Daten zum Virus

Woher die Johns-Hopkins-Universität ihre Daten hat – und warum sie abweichen

dpa,tst

Von dpa & Thomas Steiner

Di, 31. März 2020 um 21:08 Uhr

Deutschland

Die schnellsten Zahlensammler in der Corona-Krise sitzen an der Johns-Hopkins-Universität in den USA. In Deutschland dauert es immer ein bisschen länger, bis neue Werte vorliegen. Warum?

Eine der meistzitierten Informationsquellen dieser Tage ist die Johns-Hopkins-Universität. Sie hat, was alle begehren: Zahlen zur Coronavirus-Pandemie. Weltweit, automatisiert aus Internetquellen, dauernd aktualisiert, grafisch aufbereitet.

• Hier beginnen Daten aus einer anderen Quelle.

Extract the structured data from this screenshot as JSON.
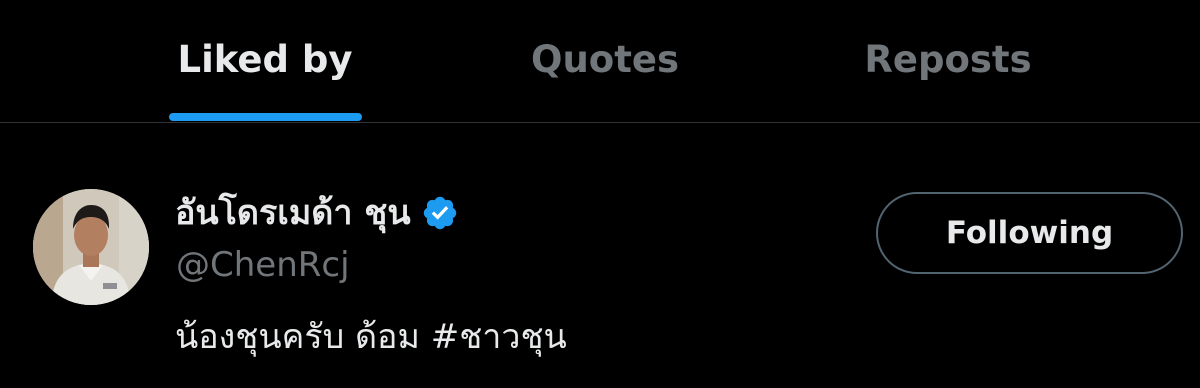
{
  "tabs": [
    {
      "label": "Liked by",
      "active": true
    },
    {
      "label": "Quotes",
      "active": false
    },
    {
      "label": "Reposts",
      "active": false
    }
  ],
  "colors": {
    "background": "#000000",
    "accent": "#1d9bf0",
    "text_primary": "#e7e9ea",
    "text_secondary": "#71767b",
    "divider": "#2f3336"
  },
  "user": {
    "display_name": "อันโดรเมด้า ชุน",
    "verified": true,
    "verified_icon": "verified-badge-icon",
    "handle": "@ChenRcj",
    "bio_text": "น้องชุนครับ ด้อม ",
    "bio_hashtag": "#ชาวชุน",
    "follow_button_label": "Following"
  }
}
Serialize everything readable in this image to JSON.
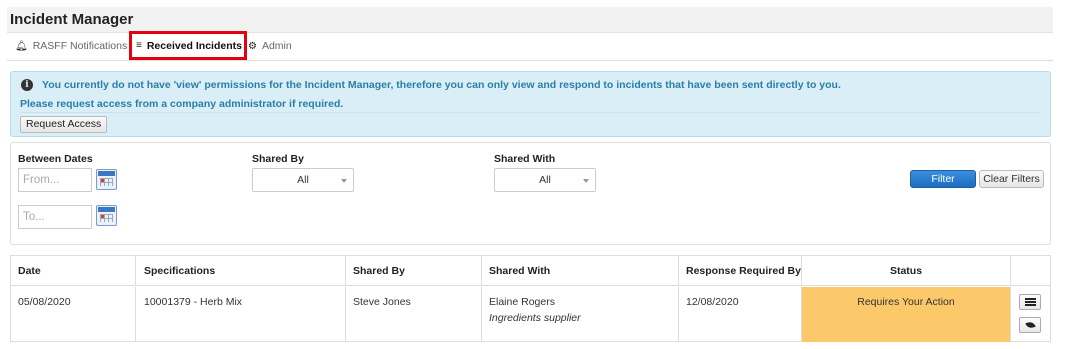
{
  "app": {
    "title": "Incident Manager"
  },
  "tabs": [
    {
      "label": "RASFF Notifications",
      "icon": "bell-icon"
    },
    {
      "label": "Received Incidents",
      "icon": "list-icon",
      "active": true
    },
    {
      "label": "Admin",
      "icon": "gear-icon"
    }
  ],
  "alert": {
    "line1": "You currently do not have 'view' permissions for the Incident Manager, therefore you can only view and respond to incidents that have been sent directly to you.",
    "line2": "Please request access from a company administrator if required.",
    "button": "Request Access",
    "color": "#2a7fa5"
  },
  "filters": {
    "between_dates_label": "Between Dates",
    "from_placeholder": "From...",
    "to_placeholder": "To...",
    "shared_by_label": "Shared By",
    "shared_by_value": "All",
    "shared_with_label": "Shared With",
    "shared_with_value": "All",
    "filter_button": "Filter",
    "clear_button": "Clear Filters"
  },
  "table": {
    "headers": [
      "Date",
      "Specifications",
      "Shared By",
      "Shared With",
      "Response Required By",
      "Status"
    ],
    "rows": [
      {
        "date": "05/08/2020",
        "specifications": "10001379 - Herb Mix",
        "shared_by": "Steve Jones",
        "shared_with": "Elaine Rogers",
        "shared_with_role": "Ingredients supplier",
        "response_required_by": "12/08/2020",
        "status": "Requires Your Action",
        "status_color": "#fcc96a"
      }
    ]
  },
  "colors": {
    "highlight_border": "#e3000f",
    "filter_button": "#1c6cbf"
  }
}
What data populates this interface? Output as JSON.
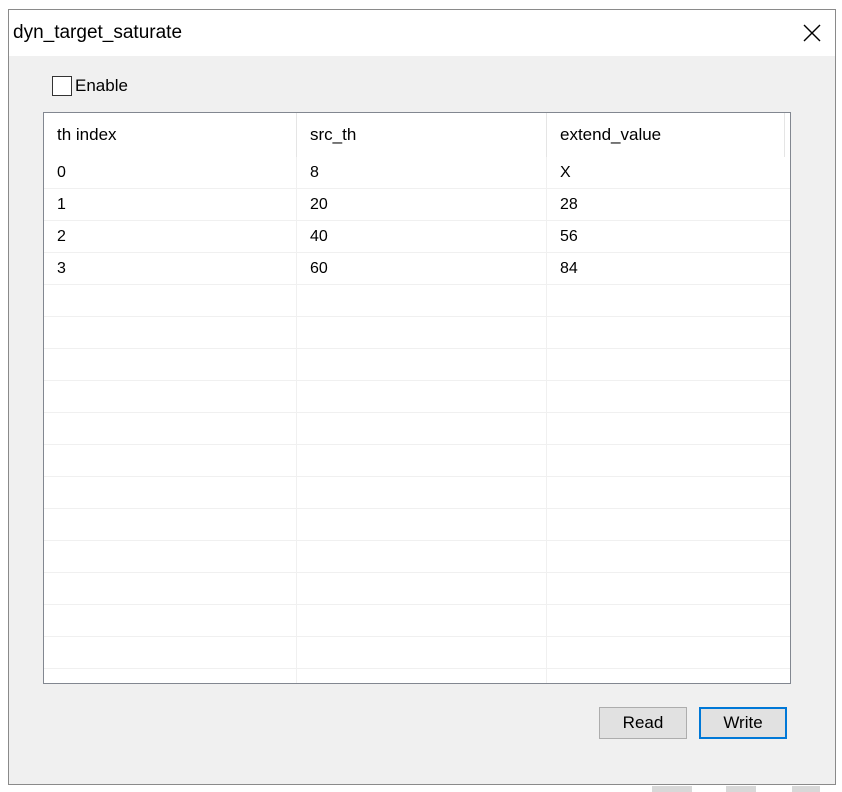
{
  "window": {
    "title": "dyn_target_saturate",
    "close_icon": "close-x-icon"
  },
  "enable": {
    "label": "Enable",
    "checked": false
  },
  "table": {
    "columns": [
      "th index",
      "src_th",
      "extend_value"
    ],
    "rows": [
      [
        "0",
        "8",
        "X"
      ],
      [
        "1",
        "20",
        "28"
      ],
      [
        "2",
        "40",
        "56"
      ],
      [
        "3",
        "60",
        "84"
      ]
    ]
  },
  "buttons": {
    "read_label": "Read",
    "write_label": "Write"
  },
  "colors": {
    "accent": "#0078d7",
    "dialog_bg": "#f0f0f0",
    "list_bg": "#ffffff"
  }
}
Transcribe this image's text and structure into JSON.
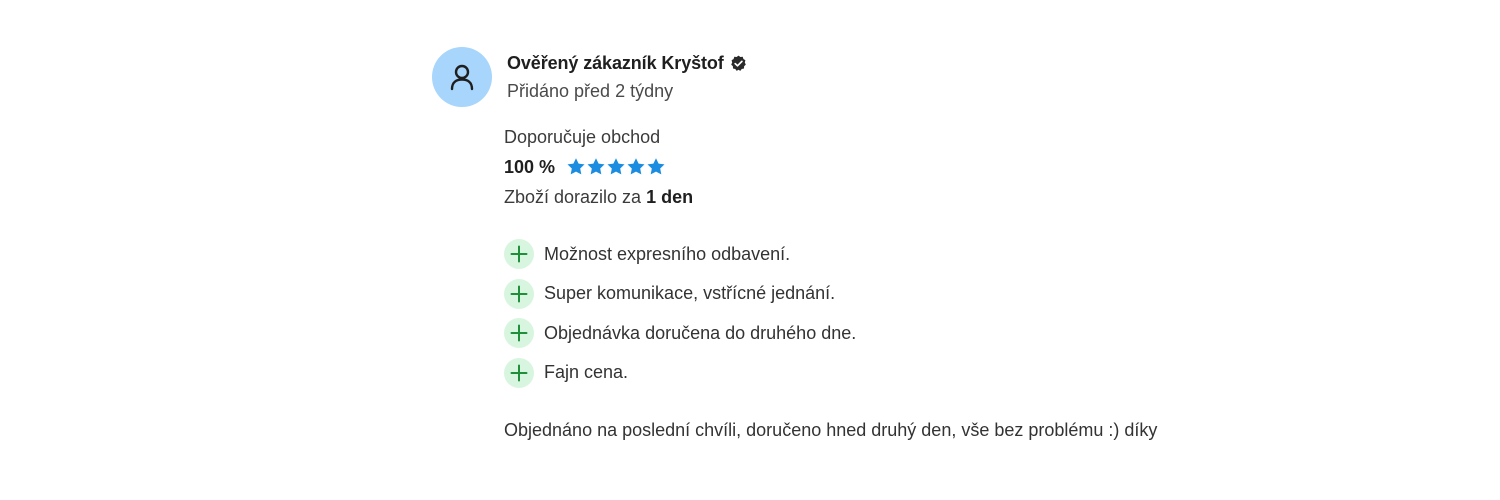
{
  "review": {
    "author": "Ověřený zákazník Kryštof",
    "added": "Přidáno před 2 týdny",
    "recommend": "Doporučuje obchod",
    "rating_percent": "100 %",
    "stars": 5,
    "delivery_prefix": "Zboží dorazilo za ",
    "delivery_value": "1 den",
    "pros": [
      "Možnost expresního odbavení.",
      "Super komunikace, vstřícné jednání.",
      "Objednávka doručena do druhého dne.",
      "Fajn cena."
    ],
    "comment": "Objednáno na poslední chvíli, doručeno hned druhý den, vše bez problému :) díky"
  },
  "colors": {
    "avatar_bg": "#a7d5fb",
    "star": "#1a8de0",
    "plus_bg": "#d8f6df",
    "plus_icon": "#1f8f3a"
  },
  "icons": {
    "avatar": "user-icon",
    "verified": "verified-check-icon",
    "star": "star-icon",
    "pro": "plus-icon"
  }
}
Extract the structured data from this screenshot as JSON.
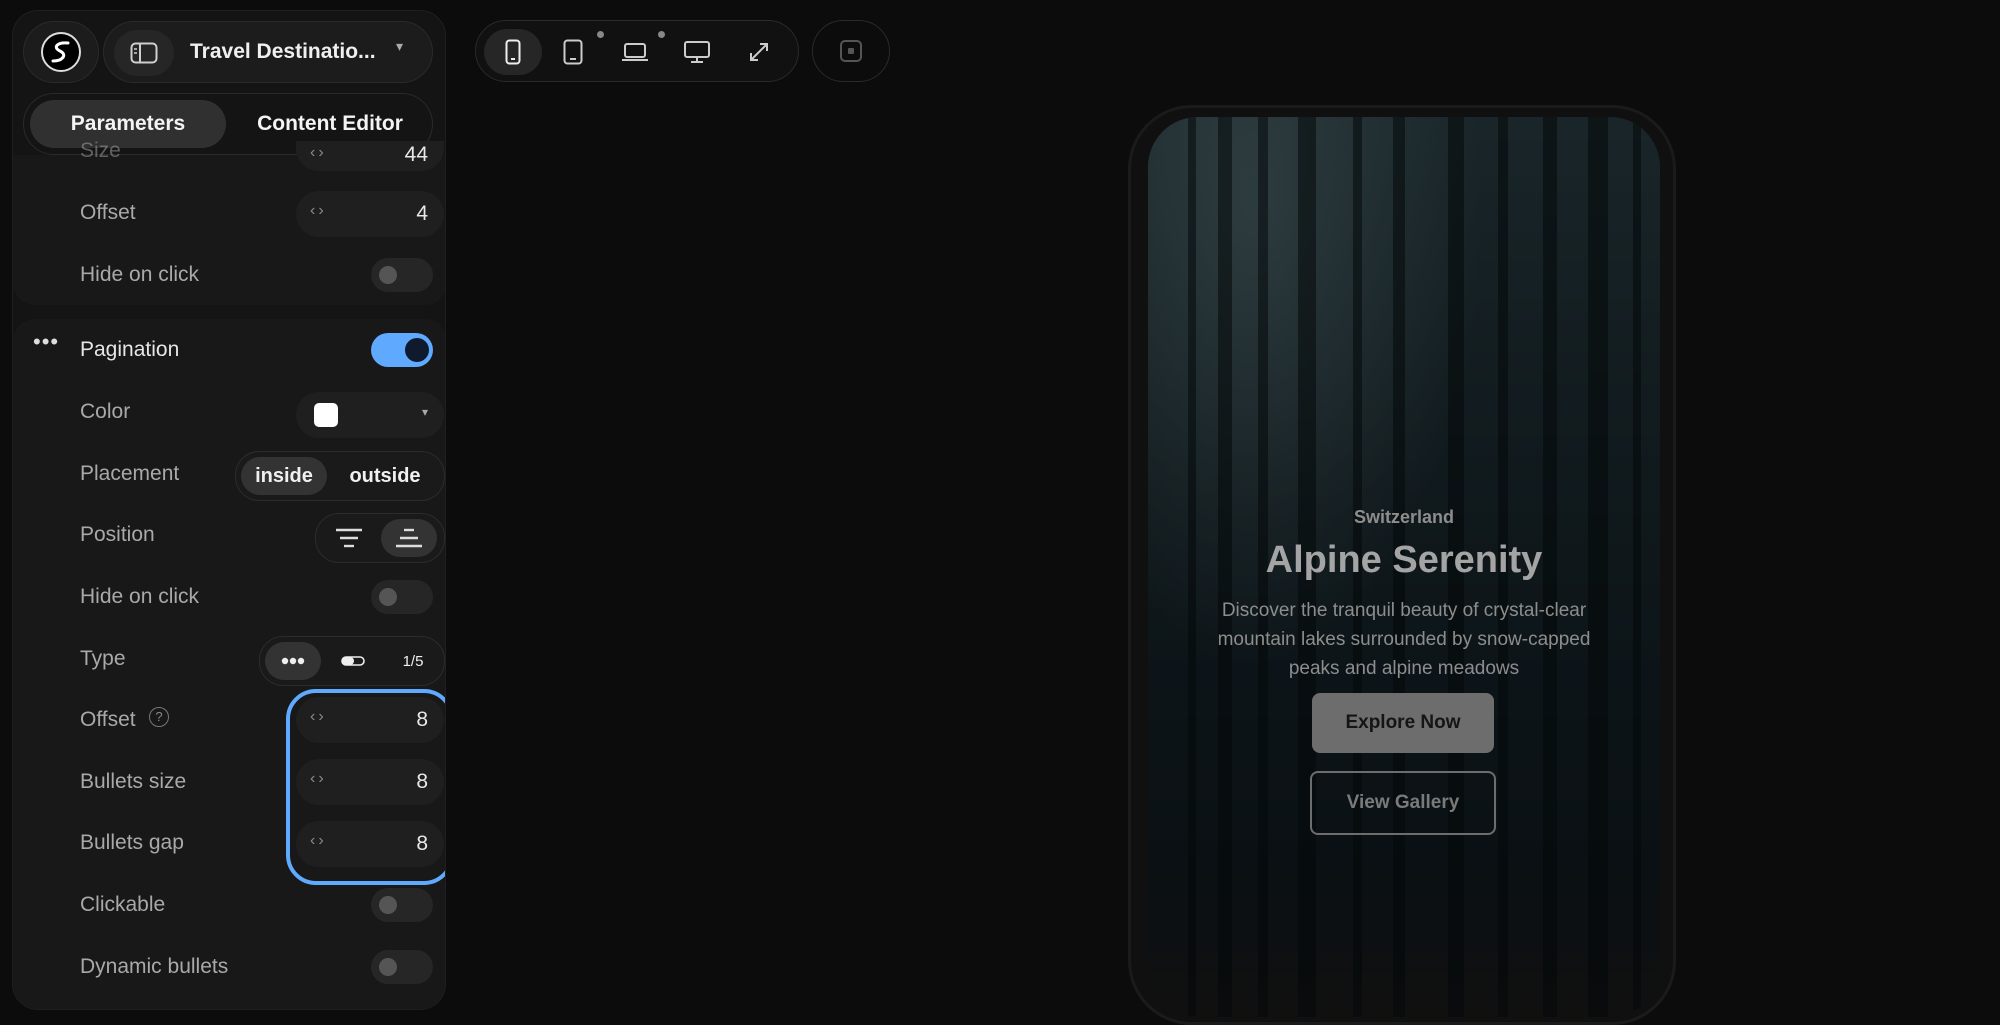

Selbst für die Berichterstattung über Deutschland werden eher Zahlen der privaten Uni aus Baltimore im US-Bundesstaat Maryland genommen als von der Bundesoberbehörde für Infektionskrankheiten, dem Robert-Koch-Institut (RKI).

Das föderale System der Bundesrepublik bringt es mit sich, dass in den Bundesländern unterschiedliche Behörden die Daten erfassen und zu unterschiedlichen Zeiten veröffentlichen. Die ersten sind in der Regel die örtlichen Gesundheitsämter. Sie übermitteln ihre Daten dann an die Landesgesundheitsämter. Je nachdem, wann diese mit den Zahlen an die Öffentlichkeit gehen, können die Daten schon nicht mehr übereinstimmen. So ist es auch mit der täglichen Meldung des baden-württembergischen Sozial- und Gesundheitsministeriums, die stets niedriger ausfällt als die abendlichen Meldungen der örtlichen Gesundheitsämter.

Das RKI sammelt seinerseits die Zahlen aus den Ländern – und hinkt somit stets hinterher. Das wurde etwa am vorvorigen Wochenende deutlich, als manche schon einen abflachenden Verlauf der Neuinfektionen bejubelten. Das RKI verwies aber auf den Zeitverzug: "Am aktuellen Wochenende wurden nicht aus allen Ämtern Daten übermittelt, so dass der hier berichtete Anstieg der Fallzahlen nicht dem tatsächlichen Anstieg der Fallzahlen entspricht."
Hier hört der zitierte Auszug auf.